BadBadJellyBean: Possibly but does it realistically matter? I don't care why my games run on linux I just care that they do. I encountered a few cases where the native version was inferior to the wine version (Cronos is one example). With wine improving there is very little downside to just using it.
fluffybucktsnek: Even if all games were FOSS, without - at least - a stable API, most games will remain a hassle to run. DOOM doesn't deal as much with this due to the high amount of volunteers, but relying on community support for all games is just outsourcing labor to some unlucky fellows. At best, it's yet another pain for Linux users. At worse, it's the death of unpopular games. Either case, a hurdle for Linux adoption.
nurettin: I met someone who bit shifts for life, uses opengl shaders for compute, but has no sql experience and is afraid of opening a tcp socket.
anthk: Trivial under plan9/9front. Under Win32/POSIX, run way.On bit shifts, pick any Forth programmer and shaders will be almost like a toy for them. They are used to implement double numbers (and maybe floats) themselves by hand by just reusing the only integer numbers they have and writting custom commands to output these pairs of integer as double numbers. They can probably implement multithreading processing by hand in Forth and also know the IEEE standards for floats better than C programmers over 20 years.
orbital-decay: I am gaming on Linux, playing both modern and old games. Most games are going to stay closed source in the foreseeable future, that's just a fact of life and gamedev incentives and specifics.
novos: I wouldn't put it past Microsoft to suddenly add "features" that break said support.
ptx: Is the difference between the NT-style and POSIX-style semaphores essentially just that NT (and now this new API in Linux) supports setting a max value?
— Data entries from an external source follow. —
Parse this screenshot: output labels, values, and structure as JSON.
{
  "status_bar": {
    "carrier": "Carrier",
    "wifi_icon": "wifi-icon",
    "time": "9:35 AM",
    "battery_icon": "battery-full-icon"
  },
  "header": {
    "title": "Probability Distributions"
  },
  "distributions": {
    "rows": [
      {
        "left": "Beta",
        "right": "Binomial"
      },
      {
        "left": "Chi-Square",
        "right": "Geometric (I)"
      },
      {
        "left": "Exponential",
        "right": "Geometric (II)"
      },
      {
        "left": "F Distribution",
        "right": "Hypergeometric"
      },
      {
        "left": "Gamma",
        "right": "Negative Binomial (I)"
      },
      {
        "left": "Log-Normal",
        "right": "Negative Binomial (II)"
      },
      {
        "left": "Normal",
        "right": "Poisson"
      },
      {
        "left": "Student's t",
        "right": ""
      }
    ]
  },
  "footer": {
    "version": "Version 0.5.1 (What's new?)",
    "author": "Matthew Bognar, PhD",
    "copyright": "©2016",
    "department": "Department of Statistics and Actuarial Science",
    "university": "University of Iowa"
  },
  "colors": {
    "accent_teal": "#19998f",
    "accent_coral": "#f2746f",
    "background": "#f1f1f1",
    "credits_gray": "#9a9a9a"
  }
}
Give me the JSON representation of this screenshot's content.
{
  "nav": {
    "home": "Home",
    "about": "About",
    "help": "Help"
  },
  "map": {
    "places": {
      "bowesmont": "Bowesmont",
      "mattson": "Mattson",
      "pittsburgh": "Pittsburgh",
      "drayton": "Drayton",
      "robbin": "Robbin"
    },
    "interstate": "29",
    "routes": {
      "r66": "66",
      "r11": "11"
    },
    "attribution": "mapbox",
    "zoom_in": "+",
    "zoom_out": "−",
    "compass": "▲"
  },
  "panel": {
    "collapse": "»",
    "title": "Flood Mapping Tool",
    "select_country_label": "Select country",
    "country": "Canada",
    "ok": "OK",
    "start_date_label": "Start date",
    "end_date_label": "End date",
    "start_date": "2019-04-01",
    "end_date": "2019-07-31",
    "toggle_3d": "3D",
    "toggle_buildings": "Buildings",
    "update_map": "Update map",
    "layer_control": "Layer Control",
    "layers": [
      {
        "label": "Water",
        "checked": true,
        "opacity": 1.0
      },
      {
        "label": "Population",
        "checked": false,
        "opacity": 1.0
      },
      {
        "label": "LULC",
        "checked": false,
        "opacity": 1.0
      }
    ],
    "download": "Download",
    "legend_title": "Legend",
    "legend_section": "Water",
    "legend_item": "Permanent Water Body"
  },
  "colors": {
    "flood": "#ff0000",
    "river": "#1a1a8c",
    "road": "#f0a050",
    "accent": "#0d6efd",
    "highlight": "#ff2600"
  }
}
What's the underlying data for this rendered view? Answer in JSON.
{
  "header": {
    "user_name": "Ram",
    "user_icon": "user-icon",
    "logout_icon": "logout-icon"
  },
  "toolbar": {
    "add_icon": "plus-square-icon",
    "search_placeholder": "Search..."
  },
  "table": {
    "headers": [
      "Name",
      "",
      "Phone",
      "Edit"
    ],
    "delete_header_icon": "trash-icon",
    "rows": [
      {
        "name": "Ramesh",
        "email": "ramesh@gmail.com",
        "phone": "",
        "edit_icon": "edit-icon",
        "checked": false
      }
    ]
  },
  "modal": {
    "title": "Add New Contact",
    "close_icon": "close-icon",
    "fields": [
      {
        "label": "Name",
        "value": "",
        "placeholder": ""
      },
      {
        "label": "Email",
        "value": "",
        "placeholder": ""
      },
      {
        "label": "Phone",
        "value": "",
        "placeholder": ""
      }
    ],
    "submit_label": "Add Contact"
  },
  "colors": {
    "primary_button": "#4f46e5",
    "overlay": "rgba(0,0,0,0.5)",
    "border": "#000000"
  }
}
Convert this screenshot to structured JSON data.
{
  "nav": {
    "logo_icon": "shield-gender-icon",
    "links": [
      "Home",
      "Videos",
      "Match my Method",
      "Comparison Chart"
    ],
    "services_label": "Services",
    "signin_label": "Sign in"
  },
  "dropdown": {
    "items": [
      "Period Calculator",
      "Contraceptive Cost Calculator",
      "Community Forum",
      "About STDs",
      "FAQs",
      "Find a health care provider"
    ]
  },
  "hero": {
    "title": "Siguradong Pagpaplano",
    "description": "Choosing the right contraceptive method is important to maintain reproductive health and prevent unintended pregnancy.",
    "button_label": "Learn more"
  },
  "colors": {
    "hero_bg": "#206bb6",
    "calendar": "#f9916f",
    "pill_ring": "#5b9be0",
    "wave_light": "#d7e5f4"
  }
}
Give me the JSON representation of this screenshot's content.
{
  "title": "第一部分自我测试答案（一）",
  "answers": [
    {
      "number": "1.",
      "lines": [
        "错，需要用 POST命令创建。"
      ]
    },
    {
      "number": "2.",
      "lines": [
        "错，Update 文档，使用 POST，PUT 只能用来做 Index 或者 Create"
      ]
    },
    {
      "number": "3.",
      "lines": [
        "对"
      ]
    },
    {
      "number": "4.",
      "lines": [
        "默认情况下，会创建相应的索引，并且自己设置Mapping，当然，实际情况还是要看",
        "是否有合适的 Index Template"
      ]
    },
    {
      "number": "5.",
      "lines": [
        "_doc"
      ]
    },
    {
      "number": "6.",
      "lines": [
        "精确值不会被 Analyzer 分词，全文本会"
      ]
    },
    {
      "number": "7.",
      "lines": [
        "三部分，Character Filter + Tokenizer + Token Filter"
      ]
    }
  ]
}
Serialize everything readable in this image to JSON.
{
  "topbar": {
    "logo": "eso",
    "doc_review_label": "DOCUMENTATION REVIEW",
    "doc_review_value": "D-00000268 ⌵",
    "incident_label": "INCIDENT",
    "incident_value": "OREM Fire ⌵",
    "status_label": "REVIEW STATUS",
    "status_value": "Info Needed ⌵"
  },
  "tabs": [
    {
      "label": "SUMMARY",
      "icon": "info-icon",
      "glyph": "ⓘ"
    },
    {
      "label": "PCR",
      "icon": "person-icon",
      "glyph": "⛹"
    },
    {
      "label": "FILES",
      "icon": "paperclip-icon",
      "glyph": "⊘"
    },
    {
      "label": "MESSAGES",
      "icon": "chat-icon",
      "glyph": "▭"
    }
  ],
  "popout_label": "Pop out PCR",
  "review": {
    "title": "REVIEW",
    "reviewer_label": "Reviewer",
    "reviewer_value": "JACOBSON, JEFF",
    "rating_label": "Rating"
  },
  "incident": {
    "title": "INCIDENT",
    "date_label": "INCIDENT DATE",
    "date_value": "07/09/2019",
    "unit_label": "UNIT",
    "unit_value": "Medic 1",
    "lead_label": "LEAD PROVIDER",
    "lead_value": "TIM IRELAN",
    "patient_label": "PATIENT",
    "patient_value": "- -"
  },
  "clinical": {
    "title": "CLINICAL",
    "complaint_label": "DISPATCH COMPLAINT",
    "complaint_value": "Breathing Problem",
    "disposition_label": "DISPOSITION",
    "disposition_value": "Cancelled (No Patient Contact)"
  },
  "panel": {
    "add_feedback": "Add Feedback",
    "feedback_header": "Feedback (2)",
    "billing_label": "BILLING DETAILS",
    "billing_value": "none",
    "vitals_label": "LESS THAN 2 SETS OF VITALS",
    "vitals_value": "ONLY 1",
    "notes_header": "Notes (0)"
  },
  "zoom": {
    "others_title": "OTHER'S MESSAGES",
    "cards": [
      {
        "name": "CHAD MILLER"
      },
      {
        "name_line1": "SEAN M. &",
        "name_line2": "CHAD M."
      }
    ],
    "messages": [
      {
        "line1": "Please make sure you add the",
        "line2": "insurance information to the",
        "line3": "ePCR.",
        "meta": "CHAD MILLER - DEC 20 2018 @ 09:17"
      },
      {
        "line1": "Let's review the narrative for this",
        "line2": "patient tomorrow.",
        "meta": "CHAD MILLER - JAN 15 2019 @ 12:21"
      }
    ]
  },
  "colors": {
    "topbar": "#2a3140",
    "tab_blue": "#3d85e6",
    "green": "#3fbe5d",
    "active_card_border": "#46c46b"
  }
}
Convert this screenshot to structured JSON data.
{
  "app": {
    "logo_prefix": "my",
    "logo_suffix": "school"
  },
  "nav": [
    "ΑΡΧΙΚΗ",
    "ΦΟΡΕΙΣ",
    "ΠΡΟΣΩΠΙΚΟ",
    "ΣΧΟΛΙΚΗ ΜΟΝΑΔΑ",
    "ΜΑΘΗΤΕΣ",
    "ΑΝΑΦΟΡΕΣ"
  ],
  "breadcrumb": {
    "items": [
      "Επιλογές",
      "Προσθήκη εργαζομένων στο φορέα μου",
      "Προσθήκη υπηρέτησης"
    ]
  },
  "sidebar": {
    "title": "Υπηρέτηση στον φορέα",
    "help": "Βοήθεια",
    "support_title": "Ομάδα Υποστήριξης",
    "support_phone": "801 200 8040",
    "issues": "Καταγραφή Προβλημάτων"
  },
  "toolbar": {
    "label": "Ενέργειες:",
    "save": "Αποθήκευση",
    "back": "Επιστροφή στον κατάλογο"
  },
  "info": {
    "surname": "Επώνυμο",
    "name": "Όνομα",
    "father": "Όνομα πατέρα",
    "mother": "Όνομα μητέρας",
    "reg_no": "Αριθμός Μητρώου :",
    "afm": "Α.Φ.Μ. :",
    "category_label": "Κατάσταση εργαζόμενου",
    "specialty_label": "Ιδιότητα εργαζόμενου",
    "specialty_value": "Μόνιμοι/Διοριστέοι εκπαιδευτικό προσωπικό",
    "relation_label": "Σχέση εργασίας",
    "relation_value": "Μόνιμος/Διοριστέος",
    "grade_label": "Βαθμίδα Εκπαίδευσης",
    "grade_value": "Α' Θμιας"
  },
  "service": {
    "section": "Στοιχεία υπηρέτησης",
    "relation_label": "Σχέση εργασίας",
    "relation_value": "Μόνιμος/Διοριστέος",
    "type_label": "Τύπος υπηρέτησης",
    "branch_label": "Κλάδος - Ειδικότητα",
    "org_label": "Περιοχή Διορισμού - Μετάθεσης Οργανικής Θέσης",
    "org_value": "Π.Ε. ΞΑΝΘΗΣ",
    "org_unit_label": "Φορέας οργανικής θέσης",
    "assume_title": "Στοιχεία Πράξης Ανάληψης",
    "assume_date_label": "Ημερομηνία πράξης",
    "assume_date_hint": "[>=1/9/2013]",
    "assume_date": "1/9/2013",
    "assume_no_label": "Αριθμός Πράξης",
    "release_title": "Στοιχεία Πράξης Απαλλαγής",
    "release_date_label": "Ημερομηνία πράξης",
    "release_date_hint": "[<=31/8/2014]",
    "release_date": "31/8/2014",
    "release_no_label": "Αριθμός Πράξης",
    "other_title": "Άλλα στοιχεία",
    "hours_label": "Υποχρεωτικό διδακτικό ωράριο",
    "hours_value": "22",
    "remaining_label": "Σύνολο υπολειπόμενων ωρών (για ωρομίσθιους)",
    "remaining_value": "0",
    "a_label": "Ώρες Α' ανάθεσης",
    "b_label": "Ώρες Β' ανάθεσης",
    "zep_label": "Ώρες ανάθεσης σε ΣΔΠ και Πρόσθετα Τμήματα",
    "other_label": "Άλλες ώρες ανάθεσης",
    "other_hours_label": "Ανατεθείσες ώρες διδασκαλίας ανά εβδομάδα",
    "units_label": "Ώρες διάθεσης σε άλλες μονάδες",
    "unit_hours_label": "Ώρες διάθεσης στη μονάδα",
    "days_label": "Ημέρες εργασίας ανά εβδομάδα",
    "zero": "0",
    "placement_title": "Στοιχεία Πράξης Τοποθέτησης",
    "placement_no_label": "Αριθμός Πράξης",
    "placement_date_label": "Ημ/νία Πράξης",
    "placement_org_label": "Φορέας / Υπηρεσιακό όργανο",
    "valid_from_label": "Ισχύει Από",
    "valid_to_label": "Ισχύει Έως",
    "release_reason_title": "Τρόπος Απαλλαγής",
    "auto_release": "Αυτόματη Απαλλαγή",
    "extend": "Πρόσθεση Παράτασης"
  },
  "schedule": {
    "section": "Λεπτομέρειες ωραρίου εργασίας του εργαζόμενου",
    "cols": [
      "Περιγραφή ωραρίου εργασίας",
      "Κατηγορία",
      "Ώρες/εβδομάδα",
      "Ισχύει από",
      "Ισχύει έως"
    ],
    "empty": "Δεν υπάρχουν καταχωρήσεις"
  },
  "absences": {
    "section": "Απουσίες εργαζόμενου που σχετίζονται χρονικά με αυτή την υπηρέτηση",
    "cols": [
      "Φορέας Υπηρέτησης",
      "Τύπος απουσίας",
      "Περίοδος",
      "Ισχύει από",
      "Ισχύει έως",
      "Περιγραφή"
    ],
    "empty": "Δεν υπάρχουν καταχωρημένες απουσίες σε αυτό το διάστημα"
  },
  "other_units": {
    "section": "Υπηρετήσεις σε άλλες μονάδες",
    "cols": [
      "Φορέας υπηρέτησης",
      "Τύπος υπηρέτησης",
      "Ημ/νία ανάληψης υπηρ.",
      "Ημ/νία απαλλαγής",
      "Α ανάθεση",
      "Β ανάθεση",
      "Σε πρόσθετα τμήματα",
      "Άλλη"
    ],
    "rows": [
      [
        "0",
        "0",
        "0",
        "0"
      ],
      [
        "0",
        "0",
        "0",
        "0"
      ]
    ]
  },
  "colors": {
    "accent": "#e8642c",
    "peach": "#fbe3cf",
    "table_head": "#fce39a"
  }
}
Why don't POSIX semaphores support this?
trentnelson: WaitForMultipleObjects is fascinating behind the scenes. A single thread can wait on up to 64 independent events, which is done by plumbing the KTHREAD data structure with literally 64 slots for dispatcher header stuff, plus all the supporting Ke/dispatcher logic in the kernel.There’s never been a POSIX equivalent to this. It requires sophisticated kernel support and the exact same parity can’t be achieved in user space alone.
selectively: Yuck.
kelnos: Why?
kelnos: Not sure what you mean. The number of Mac games isn't relevant to a subthread about a project to increase performance when Windows games on Mac.
anthk: Anything Direct Draw related will be mapped into OpenGL under Unix giving you decent speeds. On Windows it will be a crawling slideshow because from Windows 8 and up it will use a really dog slow software mode with no acceleration at all, worse than plain VESA. Yes, you can reuse WineD3D DLL's on Windows and run these game in a fast way, but not by default, it's a Win32 port of some Wine libraries.
mschuster91: > This might sound like a small quality-of-life improvement, but it's a massive piece of engineering work. The WoW64 mode now handles OpenGL memory mappings, SCSI pass-through, and even 16-bit application support. Yes, 16-bit! If you've got ancient Windows software from the '90s that you need to run for whatever reason, Wine 11 has you covered.Does that also apply to macOS? Even on Intel machines, Apple dropped 32-bit support many many years ago and IIRC it took ugly workarounds that weren't ever part of upstream WINE but of Crossover.